Fraud by the rich wipes out 40 percent of the world's wealth. The rich get massively richer. No one goes to jail."
The result of his investigation is The Divide: American Injustice in the Age of the Wealth Gap. The book explores the connections between growing income inequality and a justice system that Taibbi says disproportionately punishes the poor.
Although he found the subject matter disturbing, Taibbi tells NPR's Kelly McEvers that he took an odd sort of pleasure in writing the book.
"I thoroughly enjoy this topic in kind of a dark way," he says. "There's a kind of deviousness and brilliance that is on display in a lot of these things that is really fascinating to me."
Interview Highlights
On how he discovered 'the divide'
I was covering these gigantic Wall Street white-collar-criminal scandals, and I became interested in the concept of why nobody was going to jail, why we didn't have criminal prosecutions. And then it occurred to me that it's impossible to really talk about the gravity of that problem unless you know who is going to jail in the United States, and how those people go to jail and how that works.
What I ended up finding is that it's incredibly easy for people who don't have money to go to jail for just about anything. There's almost an inverse relationship between the ease with which you can put a poor person in jail for, say, welfare fraud, and the difficulty that prosecutors face when they try to put someone from a too-big-to-fail bank in jail for a more serious kind of fraud.
On media coverage of white-collar crime
Over time I think a kind of Stockholm Syndrome develops, it's kind of the same thing that happens with campaign reporters and candidates: You start to sort of sympathize with the people you cover in this weird subterranean, psychological way.
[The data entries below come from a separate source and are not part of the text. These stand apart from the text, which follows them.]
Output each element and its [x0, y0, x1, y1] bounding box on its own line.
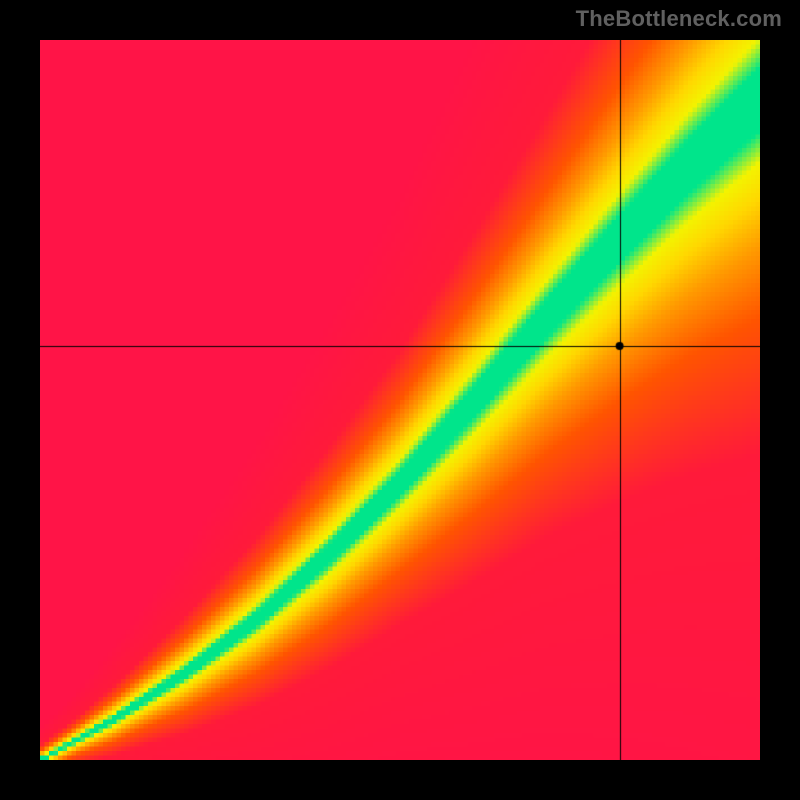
bottleneck-chart: TheBottleneck.com: [0, 0, 800, 800]
watermark-text: TheBottleneck.com: [576, 6, 782, 32]
overlay-canvas: [40, 40, 760, 760]
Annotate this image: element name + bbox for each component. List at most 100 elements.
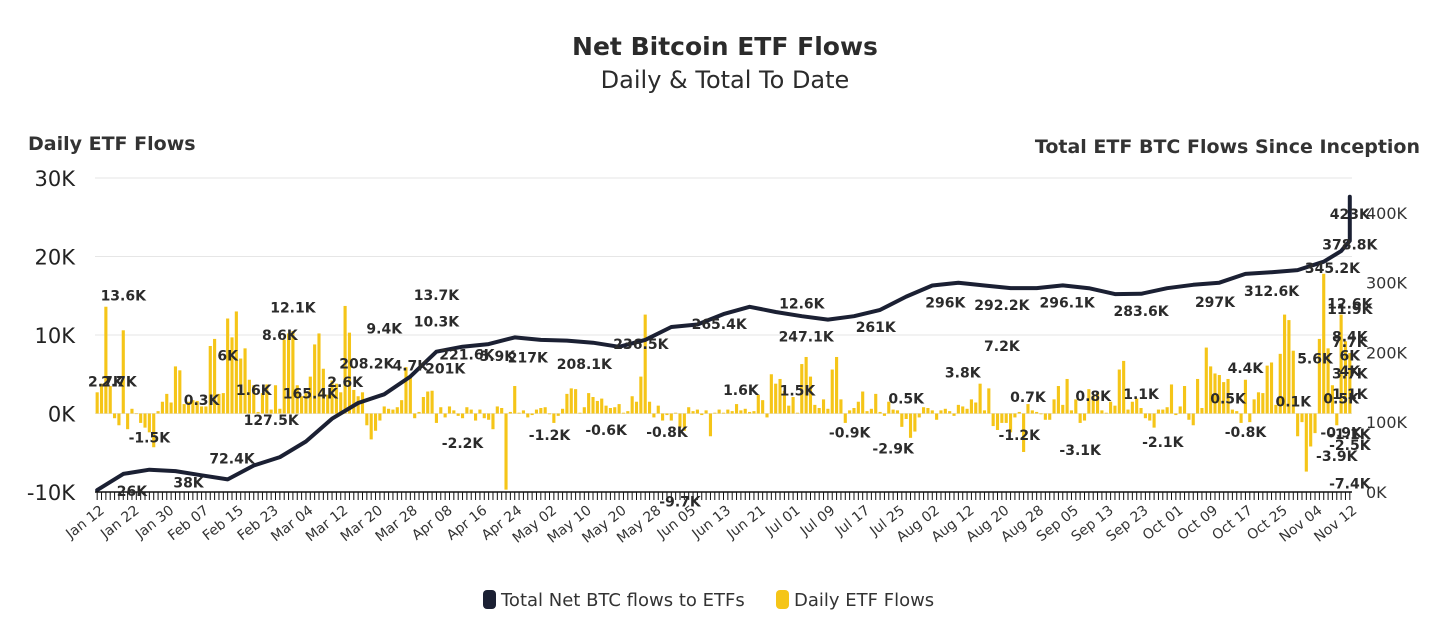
daily-flow-bar (1039, 413, 1043, 415)
daily-flow-bar (1004, 413, 1008, 423)
daily-flow-bar (621, 412, 626, 414)
daily-flow-bar (126, 413, 130, 430)
daily-flow-bar (739, 410, 743, 414)
data-label: 8.4K (1332, 330, 1369, 346)
data-label: 13.7K (414, 288, 461, 304)
daily-flow-bar (1109, 401, 1113, 414)
data-label: -1.1K (1329, 427, 1372, 443)
daily-flow-bar (748, 411, 752, 414)
daily-flow-bar (717, 409, 721, 414)
x-tick-label: Jul 09 (797, 503, 838, 540)
daily-flow-bar (891, 409, 895, 414)
data-label: 4.7K (393, 359, 430, 375)
daily-flow-bar (313, 344, 317, 414)
daily-flow-bar (678, 413, 682, 428)
daily-flow-bar (1191, 413, 1195, 426)
daily-flow-bar (217, 393, 221, 414)
daily-flow-bar (978, 383, 982, 414)
daily-flow-bar (108, 386, 112, 414)
data-label: 265.4K (692, 317, 748, 333)
legend-swatch-total (483, 590, 496, 609)
daily-flow-bar (1343, 341, 1348, 414)
daily-flow-bar (1300, 413, 1304, 423)
daily-flow-bar (160, 401, 164, 414)
daily-flow-bar (1283, 314, 1287, 414)
data-label: 247.1K (779, 330, 835, 346)
daily-flow-bar (826, 408, 830, 414)
daily-flow-bar (756, 394, 760, 414)
data-label: -0.9K (829, 426, 872, 442)
daily-flow-bar (1130, 401, 1134, 414)
daily-flow-bar (643, 314, 647, 414)
daily-flow-bar (1139, 408, 1143, 414)
daily-flow-bar (334, 383, 338, 414)
daily-flow-bar (478, 409, 482, 414)
daily-flow-bar (674, 412, 678, 414)
daily-flow-bar (791, 397, 795, 414)
x-tick-label: Jul 17 (832, 503, 873, 540)
daily-flow-bar (1200, 408, 1204, 414)
daily-flow-bar (239, 358, 243, 414)
daily-flow-bar (721, 412, 726, 414)
daily-flow-bar (1265, 365, 1269, 414)
data-label: -0.9K (1320, 426, 1363, 442)
daily-flow-bar (943, 408, 947, 414)
daily-flow-bar (1148, 413, 1152, 421)
data-label: 345.2K (1305, 261, 1361, 277)
daily-flow-bar (1082, 413, 1087, 421)
data-label: 8.6K (262, 328, 299, 344)
daily-flow-bar (900, 413, 904, 427)
daily-flow-bar (1278, 353, 1282, 414)
legend-swatch-daily (776, 590, 789, 609)
daily-flow-bar (421, 397, 425, 414)
daily-flow-bar (704, 410, 708, 414)
y-right-tick-label: 100K (1366, 413, 1408, 432)
daily-flow-bar (1309, 413, 1313, 447)
daily-flow-bar (865, 411, 869, 414)
data-label: 208.2K (339, 357, 395, 373)
daily-flow-bar (769, 374, 773, 414)
daily-flow-bar (1217, 375, 1221, 414)
data-label: -2.2K (442, 436, 485, 452)
daily-flow-bar (156, 411, 160, 414)
y-left-tick-label: -10K (27, 481, 76, 505)
daily-flow-bar (434, 413, 438, 423)
data-label: 0.8K (1075, 389, 1112, 405)
daily-flow-bar (1296, 413, 1300, 437)
daily-flow-bar (243, 348, 247, 414)
daily-flow-bar (913, 413, 917, 432)
daily-flow-bar (730, 411, 734, 414)
daily-flow-bar (282, 339, 286, 414)
daily-flow-bar (465, 407, 469, 414)
daily-flow-bar (500, 408, 504, 414)
daily-flow-bar (1317, 338, 1321, 414)
daily-flow-bar (808, 376, 813, 414)
daily-flow-bar (1030, 410, 1034, 414)
daily-flow-bar (830, 369, 834, 414)
daily-flow-bar (1000, 413, 1004, 423)
data-label: 13.6K (101, 289, 148, 305)
data-label: 296.1K (1040, 295, 1096, 311)
total-flow-line-layer (95, 194, 1352, 493)
daily-flow-bar (213, 338, 217, 414)
daily-flow-bar (273, 385, 278, 414)
daily-flow-bar (226, 318, 230, 414)
daily-flow-bar (482, 413, 486, 419)
data-label: 221.6K (439, 347, 495, 363)
daily-flow-bar (1048, 413, 1052, 420)
y-left-tick-label: 30K (35, 167, 77, 191)
daily-flow-bar (695, 409, 699, 414)
daily-flow-bar (1156, 409, 1161, 414)
daily-flow-bar (561, 408, 565, 414)
data-label: 38K (173, 475, 204, 491)
data-label: 0.3K (184, 393, 221, 409)
daily-flow-bar (848, 410, 852, 414)
daily-flow-bar (743, 408, 747, 414)
daily-flow-bar (1061, 404, 1065, 414)
data-label: 11.9K (1327, 302, 1374, 318)
daily-flow-bar (1182, 386, 1187, 414)
data-label: 0.1K (1275, 395, 1312, 411)
daily-flow-bar (513, 386, 517, 414)
daily-flow-bar (948, 411, 952, 414)
data-label: 1.6K (723, 383, 760, 399)
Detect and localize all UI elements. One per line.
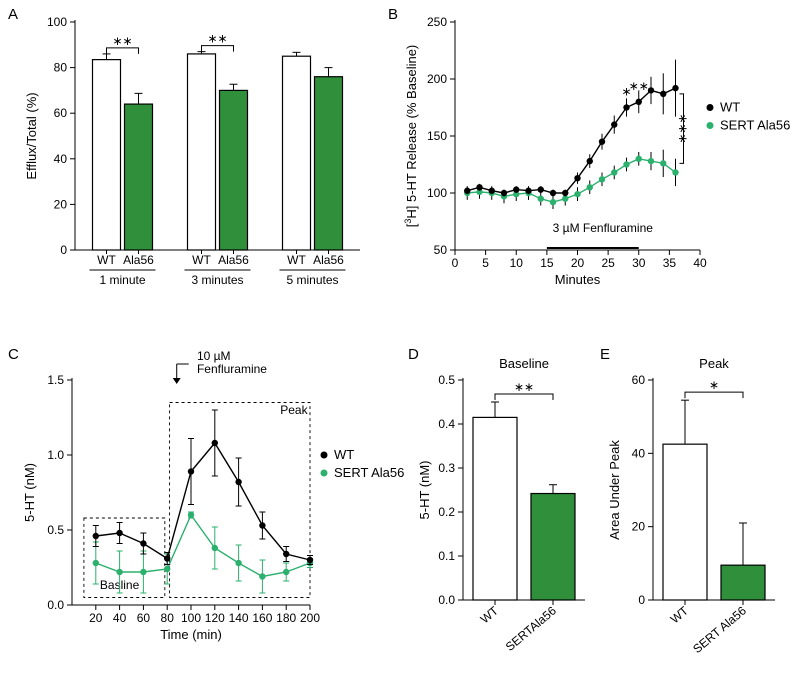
panel-label-a: A xyxy=(8,6,18,23)
svg-text:180: 180 xyxy=(276,611,296,625)
svg-text:5: 5 xyxy=(482,256,489,270)
svg-text:100: 100 xyxy=(427,186,447,200)
svg-text:60: 60 xyxy=(632,373,646,387)
svg-text:100: 100 xyxy=(181,611,201,625)
svg-text:3 minutes: 3 minutes xyxy=(191,273,243,287)
svg-text:[3H] 5-HT Release (% Baseline): [3H] 5-HT Release (% Baseline) xyxy=(403,45,419,228)
panel-label-b: B xyxy=(388,6,398,23)
svg-text:150: 150 xyxy=(427,129,447,143)
svg-text:∗∗: ∗∗ xyxy=(629,79,649,93)
svg-text:200: 200 xyxy=(300,611,320,625)
svg-text:Area Under Peak: Area Under Peak xyxy=(607,440,622,540)
svg-text:Time (min): Time (min) xyxy=(160,627,222,642)
svg-text:0: 0 xyxy=(638,593,645,607)
svg-text:250: 250 xyxy=(427,15,447,29)
svg-text:140: 140 xyxy=(229,611,249,625)
chart-d: 0.0 0.1 0.2 0.3 0.4 0.5 5-HT (nM) Baseline ∗∗ WTS… xyxy=(415,340,600,665)
svg-text:10: 10 xyxy=(510,256,524,270)
svg-text:40: 40 xyxy=(632,446,646,460)
svg-text:Efflux/Total (%): Efflux/Total (%) xyxy=(24,92,39,179)
svg-text:0.1: 0.1 xyxy=(438,549,455,563)
svg-text:0.0: 0.0 xyxy=(47,598,64,612)
svg-text:20: 20 xyxy=(54,197,68,211)
svg-text:WT: WT xyxy=(97,253,116,267)
svg-text:20: 20 xyxy=(632,520,646,534)
svg-text:0.0: 0.0 xyxy=(438,593,455,607)
svg-text:0.5: 0.5 xyxy=(438,373,455,387)
svg-text:5-HT (nM): 5-HT (nM) xyxy=(417,461,432,520)
svg-text:WT: WT xyxy=(192,253,211,267)
svg-text:1.0: 1.0 xyxy=(47,448,64,462)
svg-text:200: 200 xyxy=(427,72,447,86)
svg-text:60: 60 xyxy=(54,106,68,120)
svg-text:Ala56: Ala56 xyxy=(218,253,249,267)
svg-text:5 minutes: 5 minutes xyxy=(286,273,338,287)
svg-text:Ala56: Ala56 xyxy=(123,253,154,267)
svg-text:160: 160 xyxy=(252,611,272,625)
panel-label-c: C xyxy=(8,346,19,363)
svg-text:3 µM Fenfluramine: 3 µM Fenfluramine xyxy=(553,221,654,235)
svg-text:1 minute: 1 minute xyxy=(99,273,145,287)
svg-text:10 µM: 10 µM xyxy=(197,349,231,363)
svg-text:Peak: Peak xyxy=(699,356,729,371)
svg-text:Fenfluramine: Fenfluramine xyxy=(197,362,267,376)
svg-text:SERTAla56: SERTAla56 xyxy=(503,603,559,654)
svg-text:∗∗: ∗∗ xyxy=(514,380,534,394)
svg-text:100: 100 xyxy=(47,15,67,29)
svg-text:WT: WT xyxy=(334,447,354,462)
svg-text:35: 35 xyxy=(663,256,677,270)
svg-text:WT: WT xyxy=(287,253,306,267)
svg-text:Minutes: Minutes xyxy=(555,272,601,287)
svg-text:0.4: 0.4 xyxy=(438,417,455,431)
svg-text:SERT Ala56: SERT Ala56 xyxy=(720,118,790,133)
svg-text:20: 20 xyxy=(89,611,103,625)
svg-text:SERT Ala56: SERT Ala56 xyxy=(690,603,749,656)
svg-text:WT: WT xyxy=(720,100,740,115)
svg-text:80: 80 xyxy=(161,611,175,625)
svg-text:∗∗∗: ∗∗∗ xyxy=(676,114,690,144)
svg-text:5-HT (nM): 5-HT (nM) xyxy=(22,463,37,522)
svg-text:∗: ∗ xyxy=(709,378,719,392)
svg-text:40: 40 xyxy=(113,611,127,625)
svg-text:60: 60 xyxy=(137,611,151,625)
svg-text:15: 15 xyxy=(540,256,554,270)
svg-text:0: 0 xyxy=(452,256,459,270)
svg-text:0: 0 xyxy=(60,243,67,257)
svg-text:20: 20 xyxy=(571,256,585,270)
svg-text:0.3: 0.3 xyxy=(438,461,455,475)
svg-text:1.5: 1.5 xyxy=(47,373,64,387)
chart-a: 0 20 40 60 80 100 Efflux/Total (%) ∗∗ WT Ala56 1 m… xyxy=(20,0,370,320)
chart-c: 0.0 0.5 1.0 1.5 20 40 60 80 100 120 140160 180 200 5-… xyxy=(20,340,410,670)
svg-text:40: 40 xyxy=(54,152,68,166)
svg-text:Ala56: Ala56 xyxy=(313,253,344,267)
svg-text:80: 80 xyxy=(54,61,68,75)
svg-text:Baseline: Baseline xyxy=(499,356,549,371)
svg-text:SERT Ala56: SERT Ala56 xyxy=(334,465,404,480)
chart-b: 50 100 150 200 250 0 5 10 15 20 25 30 35 40 [3H] 5-HT … xyxy=(400,0,795,320)
svg-text:0.2: 0.2 xyxy=(438,505,455,519)
svg-text:∗∗: ∗∗ xyxy=(112,34,132,48)
chart-e: 0 20 40 60 Area Under Peak Peak ∗ WTSERT Ala56 xyxy=(605,340,795,665)
svg-text:WT: WT xyxy=(478,603,502,626)
svg-text:WT: WT xyxy=(668,603,692,626)
svg-text:30: 30 xyxy=(632,256,646,270)
svg-text:∗∗: ∗∗ xyxy=(207,32,227,46)
svg-text:40: 40 xyxy=(693,256,707,270)
svg-text:50: 50 xyxy=(434,243,448,257)
svg-text:Peak: Peak xyxy=(280,403,308,417)
svg-text:0.5: 0.5 xyxy=(47,523,64,537)
svg-text:120: 120 xyxy=(205,611,225,625)
svg-text:25: 25 xyxy=(601,256,615,270)
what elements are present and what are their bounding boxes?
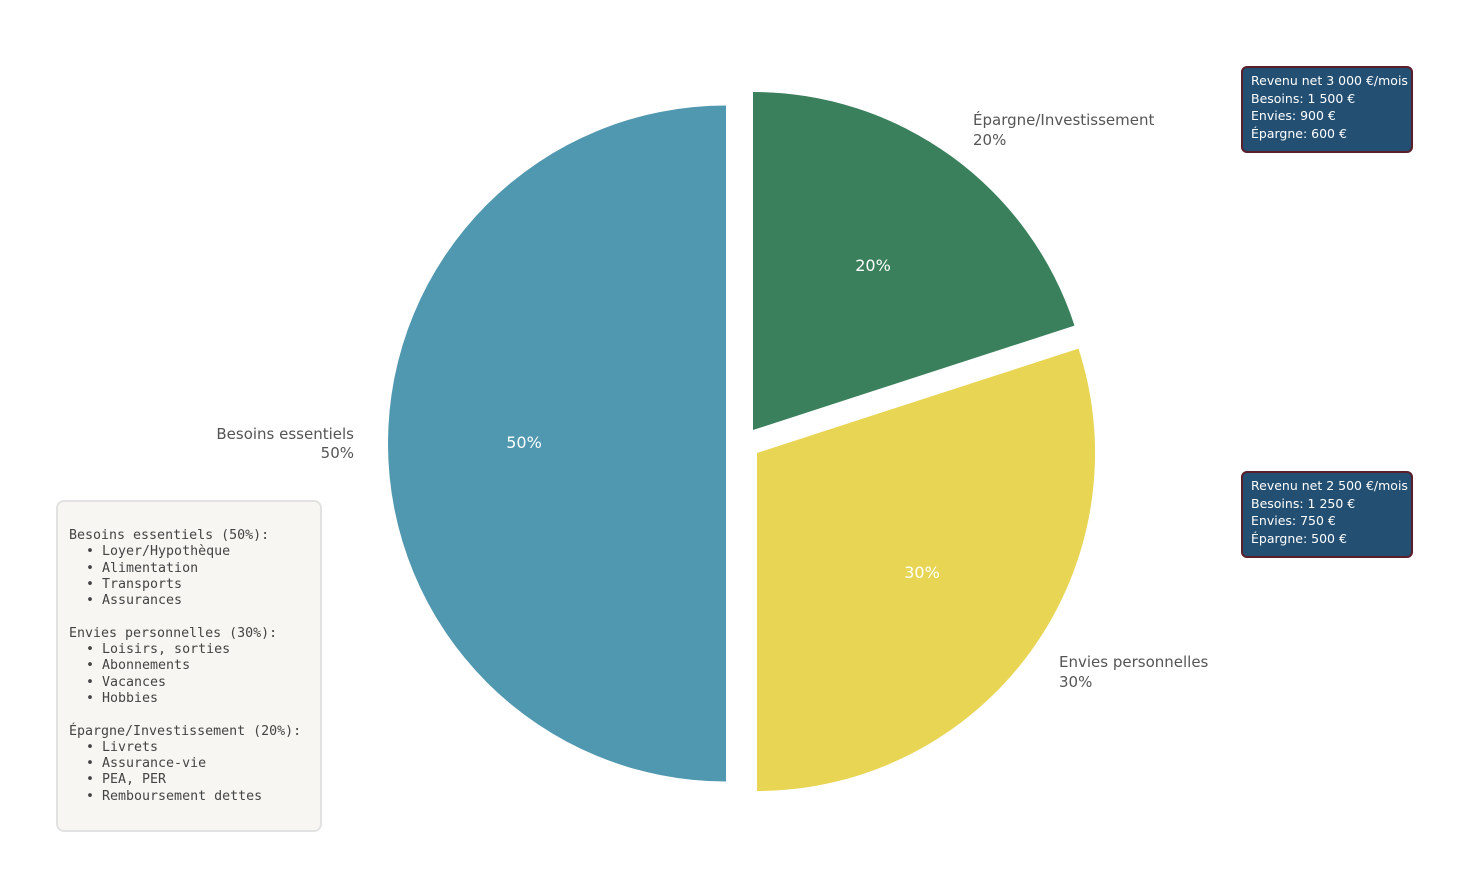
legend-item: • Loyer/Hypothèque	[86, 544, 231, 560]
legend-group-title: Épargne/Investissement (20%):	[69, 723, 302, 739]
legend-item: • Loisirs, sorties	[86, 642, 231, 658]
income-box-besoins: Besoins: 1 250 €	[1251, 495, 1356, 511]
legend-group-title: Besoins essentiels (50%):	[69, 528, 270, 543]
income-box-envies: Envies: 900 €	[1251, 108, 1336, 123]
slice-pct-epargne: 20%	[855, 256, 891, 275]
slice-besoins[interactable]	[388, 105, 726, 782]
income-box-3000: Revenu net 3 000 €/mois Besoins: 1 500 €…	[1241, 66, 1413, 153]
slice-envies[interactable]	[757, 348, 1096, 791]
income-box-title: Revenu net 2 500 €/mois	[1251, 478, 1408, 493]
outer-pct-besoins: 50%	[321, 444, 354, 462]
income-box-epargne: Épargne: 600 €	[1251, 125, 1347, 141]
slice-pct-besoins: 50%	[506, 433, 542, 452]
outer-label-envies: Envies personnelles	[1059, 653, 1209, 671]
income-box-envies: Envies: 750 €	[1251, 513, 1336, 528]
legend-group-title: Envies personnelles (30%):	[69, 625, 278, 641]
legend-item: • PEA, PER	[86, 772, 167, 788]
category-breakdown-box: Besoins essentiels (50%): • Loyer/Hypoth…	[56, 500, 322, 832]
legend-group-epargne: Épargne/Investissement (20%): • Livrets …	[69, 724, 320, 805]
income-box-2500: Revenu net 2 500 €/mois Besoins: 1 250 €…	[1241, 471, 1413, 558]
legend-group-envies: Envies personnelles (30%): • Loisirs, so…	[69, 626, 320, 707]
legend-item: • Assurances	[86, 593, 183, 609]
legend-item: • Abonnements	[86, 658, 191, 674]
legend-item: • Vacances	[86, 674, 167, 690]
legend-item: • Alimentation	[86, 560, 199, 576]
income-box-epargne: Épargne: 500 €	[1251, 530, 1347, 546]
income-box-title: Revenu net 3 000 €/mois	[1251, 73, 1408, 88]
legend-item: • Transports	[86, 576, 183, 592]
legend-item: • Remboursement dettes	[86, 788, 263, 804]
slice-pct-envies: 30%	[904, 563, 940, 582]
legend-group-besoins: Besoins essentiels (50%): • Loyer/Hypoth…	[69, 528, 320, 609]
outer-label-besoins: Besoins essentiels	[216, 425, 354, 443]
income-box-besoins: Besoins: 1 500 €	[1251, 90, 1356, 106]
outer-pct-epargne: 20%	[973, 131, 1006, 149]
legend-item: • Hobbies	[86, 690, 159, 706]
legend-item: • Assurance-vie	[86, 756, 207, 772]
legend-item: • Livrets	[86, 739, 159, 755]
outer-label-epargne: Épargne/Investissement	[973, 110, 1155, 129]
slice-epargne[interactable]	[753, 92, 1075, 430]
outer-pct-envies: 30%	[1059, 673, 1092, 691]
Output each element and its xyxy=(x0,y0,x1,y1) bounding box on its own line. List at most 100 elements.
I think what ends up happening is these stories get written about, but they get written without outrage, or without the right tone, and they are also not written for the right audiences. They're written for Wall Street audiences who want to find out how this lawsuit turned out. They may not want to see those people thrown in jail, they just might be interested in seeing how far the government is willing to go this week in putting white-collar offenders in jail.
On comparing banks and people
The HSBC case was the biggest drug money laundering case in history. This is a bank that admitted to washing over $850 million for a pair of Central and South American drug cartels. They admit to this behavior, they pay a fine, no individual has to do a day in jail. All I really wanted to say was, here are our actors at the very top of our illegal narcotics business who are getting a walk from the government, a complete and total walk ...
I went to court that day, I asked around and said, "What's the dumbest drug case you saw today?" I found an attorney who was willing to put me in touch with a number of people who had been busted and thrown in jail for having a joint in their pocket.
It's not so much that it's so unfair that somebody who smokes a joint goes to jail. It's just that I think there's this weird psychological thing that we're developing where we just sort of look at one kind of offender and we think that person is appropriate for jail, and another kind of offender we just don't think that person is appropriate for jail increasingly, and that's what happened in this case.